Leopold Kozeluch: 3 Piano Trios (“Sonatas for the Harpsichrd or Piano Forte with accompaniment of Violin and Cello”: P.IX:15 in G minor, P.IX:14 in A major, P.IX:18 in E minor). Tri 1790. Cpo 999 311-2 (1996), barcode 761203931125
Recorded 8-12 August 1994 in the Sendesaal of the German Radio, Cologne
Lovely trios from the era of Mozart-Haydn-early Beethoven
Originally posted on Amazon.com, April 19, 2014
The Bohemian Leopold Anton Kozeluch (1747-1818) belongs to that throng of musicians that filled late 18th-Century Vienna, and which included Dittersdorf, Vanhal, Salieri, Clementi, Schenck, Hoffmeister, von Winter (based mainly in Münich but many operas performed in Vienna), Mozart, Krommer and the two Wranicky/Vranicky half-brothers Paul/Pavel and Anton/Antonin, to limit myself to those of roughly the same generation (all born between 1739 and 1761). They may have been highly successful in those days (which was the case of Kozeluch, who was even offered by Archbishop Colloredo of Salzburg the post he had just kicked Mozart out of, and for a more-than-doubled stipend – and Kozeluch was highly regarded enough in Vienna that he was able to decline), but they were overshadowed in the eyes of posterity by the towering figures of Haydn, Mozart and Beethoven.
From 1781 to 1810 Kozeluch published no less than 60 trios, so the three here (from 1788 for the G minor and A major, and 1789 for the E minor) barely skim the surface. That part of Kozeluch’s output must have met with great success, since they had publications in Paris and London soon after their Viennese appearance. On the face of it the trios, inscribed “sonatas for the Harpsichord or Piano Forte with accompaniment of Violin and Cello”, may appear rooted in the pre-classical models, but not so. While the cello assumes a rather subservient harmonic role reminiscent of the earlier basso continuo, the violin is an equal partner with the piano: these are real, classical trios.
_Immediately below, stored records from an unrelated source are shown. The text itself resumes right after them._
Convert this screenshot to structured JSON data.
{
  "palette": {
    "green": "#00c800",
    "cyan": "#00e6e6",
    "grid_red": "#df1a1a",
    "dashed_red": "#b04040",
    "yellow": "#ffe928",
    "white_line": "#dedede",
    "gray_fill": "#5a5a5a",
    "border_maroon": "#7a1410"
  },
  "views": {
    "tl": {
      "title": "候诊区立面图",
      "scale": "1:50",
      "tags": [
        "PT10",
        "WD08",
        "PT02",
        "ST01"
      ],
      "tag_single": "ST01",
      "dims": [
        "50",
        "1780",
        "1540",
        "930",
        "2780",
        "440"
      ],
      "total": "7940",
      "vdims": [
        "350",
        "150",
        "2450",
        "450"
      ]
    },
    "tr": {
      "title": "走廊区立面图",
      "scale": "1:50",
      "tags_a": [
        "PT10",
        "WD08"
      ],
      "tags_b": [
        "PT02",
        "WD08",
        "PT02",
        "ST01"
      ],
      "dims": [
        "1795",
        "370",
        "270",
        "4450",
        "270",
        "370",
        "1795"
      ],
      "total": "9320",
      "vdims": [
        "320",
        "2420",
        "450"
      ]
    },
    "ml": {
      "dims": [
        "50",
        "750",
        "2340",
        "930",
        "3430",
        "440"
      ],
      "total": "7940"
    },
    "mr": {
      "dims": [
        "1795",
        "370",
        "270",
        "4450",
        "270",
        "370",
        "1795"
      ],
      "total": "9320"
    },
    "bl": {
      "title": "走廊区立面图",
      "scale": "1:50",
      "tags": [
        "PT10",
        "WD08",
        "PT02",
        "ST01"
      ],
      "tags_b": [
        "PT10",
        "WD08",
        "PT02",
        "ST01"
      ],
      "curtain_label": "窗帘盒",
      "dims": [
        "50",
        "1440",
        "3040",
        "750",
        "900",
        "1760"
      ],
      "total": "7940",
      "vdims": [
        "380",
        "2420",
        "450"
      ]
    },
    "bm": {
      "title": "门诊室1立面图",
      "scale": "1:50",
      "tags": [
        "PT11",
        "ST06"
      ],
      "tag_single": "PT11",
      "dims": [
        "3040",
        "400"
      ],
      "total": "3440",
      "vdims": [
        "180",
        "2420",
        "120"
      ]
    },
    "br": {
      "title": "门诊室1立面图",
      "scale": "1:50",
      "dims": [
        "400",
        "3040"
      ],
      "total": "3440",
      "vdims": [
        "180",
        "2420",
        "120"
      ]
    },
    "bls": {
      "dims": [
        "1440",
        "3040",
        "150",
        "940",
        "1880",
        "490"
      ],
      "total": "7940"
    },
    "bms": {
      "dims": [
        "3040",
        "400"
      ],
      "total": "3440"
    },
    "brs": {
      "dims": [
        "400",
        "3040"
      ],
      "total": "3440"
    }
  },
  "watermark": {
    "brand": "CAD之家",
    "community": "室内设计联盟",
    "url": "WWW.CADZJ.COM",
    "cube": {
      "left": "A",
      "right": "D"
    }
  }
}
But it’s not just a question of form and instrumental roles. In the range of emotions they convey, these are great works, with a perfect mixture of charm, songfulness and drama. The playful and galant charm is located mainly in the slow movements, which makes them more Mozartean or Haydnesque than Beethovenian, but there’s plenty of Beethovenian enthusiasm and drama in the outer movements, mixed with the outbursts of charm that at times anticipate the Schubert of the Trout Quintet (the Finale of the E minor is more along the lines of full charm with very few outbursts of drama). The liner notes insist on the 4-measure-long theme somewhere in the first movement of the A major (track 4) that Beethoven will echo in the Waldstein; I haven’t been able to locate it, although there are many harmonic progressions that sound very Beethovenian indeed. But the beginning of the Finale of the G minor (track 3) sounds strikingly like Beethoven’s Farewell Sonata. When I hear this, sure, if I concentrate, I can probably tell why Beethoven’s trios are superior. But those of Mozart and Haydn? No, I can’t really – maybe because I’m not so familiar with that specific aspect of both composers’ output. And even Beethoven: when I hear this, in fact, I don’t try and compare with those of Beethoven: I just enjoy.
Trio 1790 plays on period-instruments – the difference will be heard mainly with the fortepiano. It sounds fine, not too “toy-piano-ish” as some of these instruments sometimes do. TT 63. The four symphonies of Kozeluch recorded by Concerto Köln for Teldec are also superb.